Répétons-le : il ne faut surtout pas commencer des travaux d’efficacité énergétique par un changement de chaudière ou de pompe à chaleur. Il faut d’abord réduire les besoins.
Supposons que ce soit fait et que vous ayez besoin de changer votre source de chaleur pour une raison X. Vous allez voir une entreprise de chauffage qui va vous proposer un équipement d’une certaine puissance, disons un peu plus que votre source actuelle pour être sûr de ne pas se tromper. De toute façon, qui peut le plus peut le moins. Et il ne faudrait pas que votre source de chaleur fonctionne tout le temps à fond, ce ne serait pas très bon.

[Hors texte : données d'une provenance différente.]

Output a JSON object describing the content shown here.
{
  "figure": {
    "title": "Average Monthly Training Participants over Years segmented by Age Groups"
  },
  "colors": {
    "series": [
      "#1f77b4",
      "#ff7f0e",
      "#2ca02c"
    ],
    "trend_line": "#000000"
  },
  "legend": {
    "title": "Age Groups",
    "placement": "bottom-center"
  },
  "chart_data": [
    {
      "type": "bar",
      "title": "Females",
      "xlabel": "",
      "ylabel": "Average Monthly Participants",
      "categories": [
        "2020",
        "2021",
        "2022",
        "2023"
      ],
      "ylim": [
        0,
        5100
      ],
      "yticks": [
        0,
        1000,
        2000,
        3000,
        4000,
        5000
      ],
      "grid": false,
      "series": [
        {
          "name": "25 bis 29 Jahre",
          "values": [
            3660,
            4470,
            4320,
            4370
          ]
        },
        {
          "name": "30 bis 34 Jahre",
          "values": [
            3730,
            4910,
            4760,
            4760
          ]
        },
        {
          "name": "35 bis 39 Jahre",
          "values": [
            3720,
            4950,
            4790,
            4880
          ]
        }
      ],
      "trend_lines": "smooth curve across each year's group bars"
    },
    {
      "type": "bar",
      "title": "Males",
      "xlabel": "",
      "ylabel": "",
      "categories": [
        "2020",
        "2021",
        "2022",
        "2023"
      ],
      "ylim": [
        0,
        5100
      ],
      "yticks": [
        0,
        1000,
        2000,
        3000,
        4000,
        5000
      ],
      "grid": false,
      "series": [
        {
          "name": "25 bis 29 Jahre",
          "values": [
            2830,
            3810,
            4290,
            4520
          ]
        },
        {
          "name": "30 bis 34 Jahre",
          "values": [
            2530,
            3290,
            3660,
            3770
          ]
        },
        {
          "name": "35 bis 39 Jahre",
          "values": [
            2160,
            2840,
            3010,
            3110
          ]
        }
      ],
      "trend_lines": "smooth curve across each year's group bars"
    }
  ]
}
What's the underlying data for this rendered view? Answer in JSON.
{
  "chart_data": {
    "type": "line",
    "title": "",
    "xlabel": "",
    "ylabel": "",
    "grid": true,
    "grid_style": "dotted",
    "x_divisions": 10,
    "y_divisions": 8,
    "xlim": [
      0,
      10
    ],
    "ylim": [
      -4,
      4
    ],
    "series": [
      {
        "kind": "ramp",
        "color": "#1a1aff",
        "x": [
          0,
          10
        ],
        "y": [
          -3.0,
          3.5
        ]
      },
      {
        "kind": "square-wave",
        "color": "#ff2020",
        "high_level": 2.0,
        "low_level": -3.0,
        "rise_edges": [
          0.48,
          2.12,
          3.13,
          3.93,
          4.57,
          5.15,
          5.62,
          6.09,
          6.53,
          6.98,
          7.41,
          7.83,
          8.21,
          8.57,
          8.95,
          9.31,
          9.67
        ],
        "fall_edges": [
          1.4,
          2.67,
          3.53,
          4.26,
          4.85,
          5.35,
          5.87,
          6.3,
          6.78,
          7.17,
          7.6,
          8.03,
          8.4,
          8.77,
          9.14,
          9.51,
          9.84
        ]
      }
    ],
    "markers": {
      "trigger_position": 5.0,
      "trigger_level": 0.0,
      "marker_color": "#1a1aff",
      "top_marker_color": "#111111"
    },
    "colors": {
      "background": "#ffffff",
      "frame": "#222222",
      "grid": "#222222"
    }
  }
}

Dans un article précédent (ici), j’ai parlé de l’intérêt de relever les consommations avec une périodicité suffisamment faible. Voici ce à quoi cela peut servir. Je vais reprendre les données de F, qui se reconnaîtra. Il a une chaudière de 20 kW (sans modulation de puissance) qui est en train de lâcher. Nous avons extrait les données de son compteur Gazpar, donc juste des consommations journalières qui correspondent à ses plaques de cuisson, à la production d’eau chaude et au chauffage. Divisons ces consommations par 24, ce qui permet de calculer une puissance moyenne journalière.
Ensuite, sur 1 an, il faut classer ces puissances moyennes journalières et compter le nombre de fois où elles sont entre 0 et 0,2 kW, entre 0,2 et 0,4 kW, etc. Représentons le tout sur un graphique :

Pour interpréter ce graphique, il faut rester prudent car nous avons ici une puissance moyenne journalière, et pas horaire par exemple, ce qui permettrait d’être beaucoup plus précis. Par analogie avec ce que j’ai mesuré au travail, j’estime qu’il faut rajouter en gros 10 % de la puissance maximum (= 2 kW dans ce cas) pour passer des puissances moyennes journalières à des puissances moyennes horaires.
Donc, sur la moitié de l’année (niveau 50%), la chaudière ne sert à qu’à chauffer l’eau, avec une puissance horaire qui ne dépasse probablement guère les 4 kW. Ensuite, le chauffage se met en route, et la puissance moyenne journalière monte à environ 11 kW, donc peut-être 13 ou 14 kW de puissance moyenne horaire (pour un maximum à 20 kW, je rappelle). Attention encore, il n’y a qu’une seule année de données, et ce n’est peut-être pas l’hiver le plus froid.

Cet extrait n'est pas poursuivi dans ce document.